History of the Rolls-Royce Automobile Part 1

About the history of the Rolls-Royce luxury automobile as well as a biography of Rolls and Royce.



A Rolls-Royce is as much a symbol of luxury, elegance, and wealth as it is a finely crafted automobile. At one time, ownership of a Rolls-Royce was the exclusive province of royalty and heads of state and industry, seduced into purchase by the car's timeless good looks, quality, quietness, and plushness and by the manufacturer's claim that it was "the best car in the world." Those who have owned the cars have been courted, too, by the Rolls-Royce company's willingness and ability to make any number of modifications and additions to their machines to suit the needs and tastes of the privileged few who can afford them.

For example, one of the 50 Rolls-Royces owned by India's Seventh Nizam of Hyderabad has a body cast out of solid silver and an interior upholstered in old-gold brocade. William Randolph Hearst's two Rolls-Royce town cars had mirrored interiors complete with bar, table, and rolltop desk. One of the heiresses to the Wool-worth fortune spent $3,000 for a vanity case and $1,200 for an electric clock to grace the interior of her Rolls-Royce. There have been bulletproof Rolls-Royces and Rolls-Royces specially fitted to accept the wheelchairs of their owners. There have even been Rolls-Royces with collapsible bathtubs and commodes.

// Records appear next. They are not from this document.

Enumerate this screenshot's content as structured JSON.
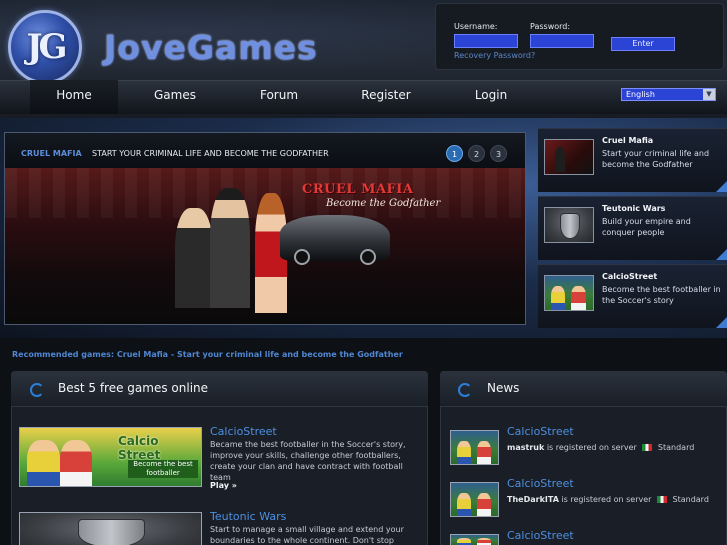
{
  "brand": {
    "name": "JoveGames",
    "mark": "JG"
  },
  "login": {
    "username_label": "Username:",
    "password_label": "Password:",
    "username_value": "",
    "password_value": "",
    "enter_label": "Enter",
    "recovery_label": "Recovery Password?"
  },
  "nav": {
    "items": [
      {
        "label": "Home",
        "active": true
      },
      {
        "label": "Games",
        "active": false
      },
      {
        "label": "Forum",
        "active": false
      },
      {
        "label": "Register",
        "active": false
      },
      {
        "label": "Login",
        "active": false
      }
    ],
    "language": "English"
  },
  "slider": {
    "game": "CRUEL MAFIA",
    "tagline": "START YOUR CRIMINAL LIFE AND BECOME THE GODFATHER",
    "pages": [
      "1",
      "2",
      "3"
    ],
    "active_page": 1,
    "art_title": "CRUEL MAFIA",
    "art_subtitle": "Become the Godfather"
  },
  "side_games": [
    {
      "title": "Cruel Mafia",
      "desc": "Start your criminal life and become the Godfather",
      "icon": "mafia-thumb"
    },
    {
      "title": "Teutonic Wars",
      "desc": "Build your empire and conquer people",
      "icon": "shield-thumb"
    },
    {
      "title": "CalcioStreet",
      "desc": "Become the best footballer in the Soccer's story",
      "icon": "soccer-thumb"
    }
  ],
  "recommended": "Recommended games: Cruel Mafia - Start your criminal life and become the Godfather",
  "top_games": {
    "title": "Best 5 free games online",
    "items": [
      {
        "title": "CalcioStreet",
        "desc": "Became the best footballer in the Soccer's story, improve your skills, challenge other footballers, create your clan and have contract with football team",
        "play": "Play »",
        "banner_title": "Calcio Street",
        "banner_sub": "Become the best footballer"
      },
      {
        "title": "Teutonic Wars",
        "desc": "Start to manage a small village and extend your boundaries to the whole continent. Don't stop before",
        "play": "",
        "banner_title": "",
        "banner_sub": ""
      }
    ]
  },
  "news": {
    "title": "News",
    "items": [
      {
        "title": "CalcioStreet",
        "user": "mastruk",
        "text": "is registered on server",
        "server": "Standard"
      },
      {
        "title": "CalcioStreet",
        "user": "TheDarkITA",
        "text": "is registered on server",
        "server": "Standard"
      },
      {
        "title": "CalcioStreet",
        "user": "",
        "text": "",
        "server": ""
      }
    ]
  },
  "colors": {
    "accent_blue": "#2b44d6",
    "link_blue": "#4d8fe0",
    "panel_bg": "#1a1f27",
    "mafia_red": "#e43838"
  }
}
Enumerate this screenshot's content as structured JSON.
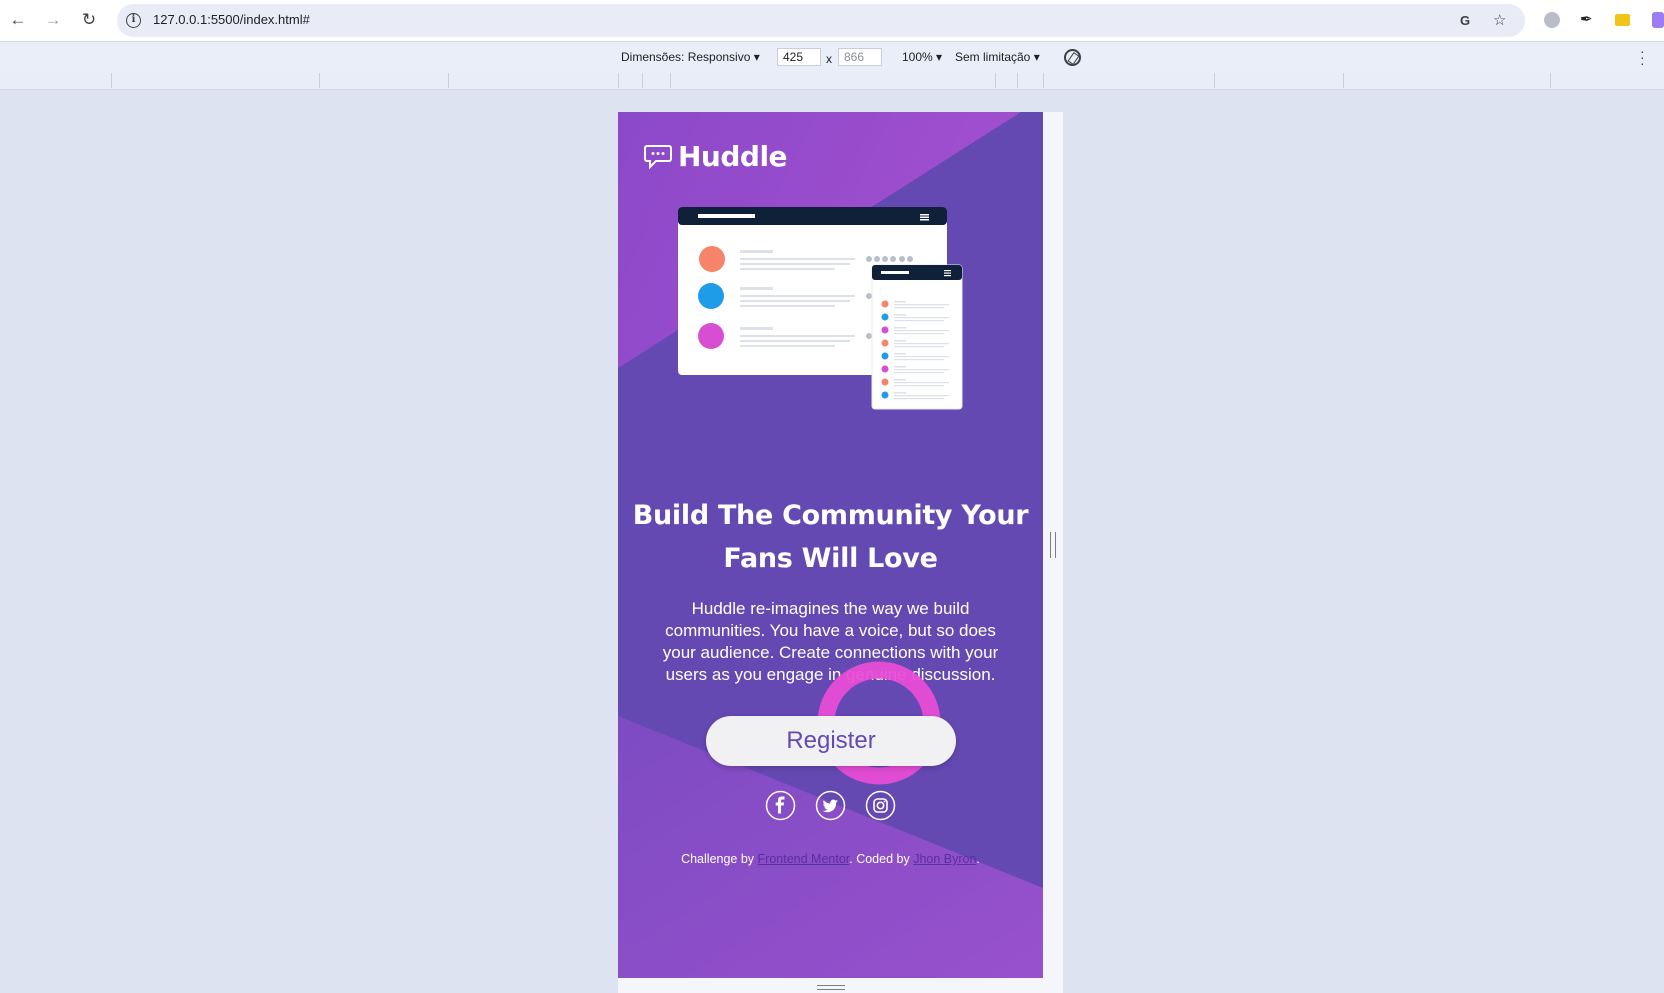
{
  "browser": {
    "url": "127.0.0.1:5500/index.html#",
    "back_icon": "arrow-left-icon",
    "forward_icon": "arrow-right-icon",
    "reload_icon": "reload-icon"
  },
  "devtools": {
    "dimensions_label": "Dimensões: Responsivo",
    "width_value": "425",
    "times": "x",
    "height_value": "866",
    "zoom": "100%",
    "throttle": "Sem limitação"
  },
  "page": {
    "logo": "Huddle",
    "title": "Build The Community Your Fans Will Love",
    "description": "Huddle re-imagines the way we build communities. You have a voice, but so does your audience. Create connections with your users as you engage in genuine discussion.",
    "register_label": "Register",
    "credits": {
      "prefix": "Challenge by ",
      "link1": "Frontend Mentor",
      "middle": ". Coded by ",
      "link2": "Jhon Byron",
      "suffix": "."
    },
    "social": [
      "facebook-icon",
      "twitter-icon",
      "instagram-icon"
    ]
  },
  "colors": {
    "violet": "#6549b3",
    "magenta": "#c35ad6",
    "pink": "#e84dd6",
    "white": "#ffffff"
  }
}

Thanks to such eccentricities and the rare and exotic nature of the car itself, the mystique and image of Rolls-Royce cars--and owners--have continued to evolve since 1906, when Charles J. Rolls, Frederick Henry Royce, and Claude Johnson formed the company.

Rolls, born into a well-to-do family, had a passion for speed and mechanics. At age nine he began tinkering with machines, and as a teenager on his father's estate, he supervised the installation of an electrical generating plant. He bought his first automobile in 1896, took to auto and motorcycle racing, and gained a reputation as a daredevil balloonist. With his good friend Claude Johnson, Rolls opened an automobile showroom and sales facility in London.

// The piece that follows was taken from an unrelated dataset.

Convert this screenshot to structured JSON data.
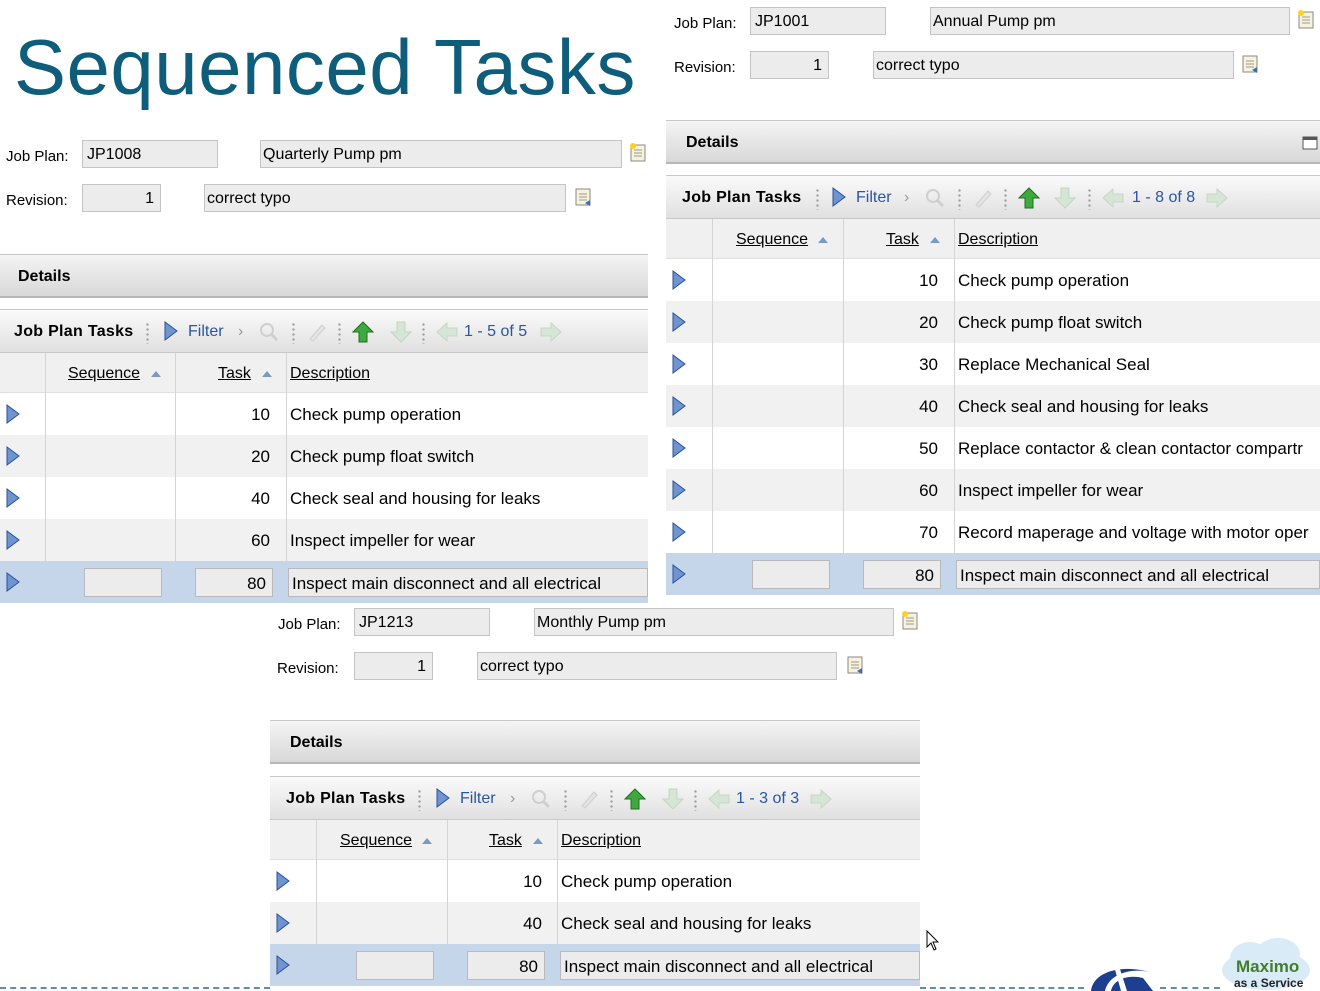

Similarly mechanically minded was Henry Royce. In the early 1900s, Royce purchased a French-made car--a Decauville--with the proceeds from his inventin of an improved dynamo and his thriving electrical motor business. He had grown up in poverty, and years of hard work had taken their toll on Royce's health. An automobile became a necessity both for his transportation and his health. However, the car he bought proved unsatisfactory, so with characteristic attention to detail, Royce set out to build a better automobile. His first car, tested on Apr. 1,1904, was the forerunner of the legendary cars he would later build.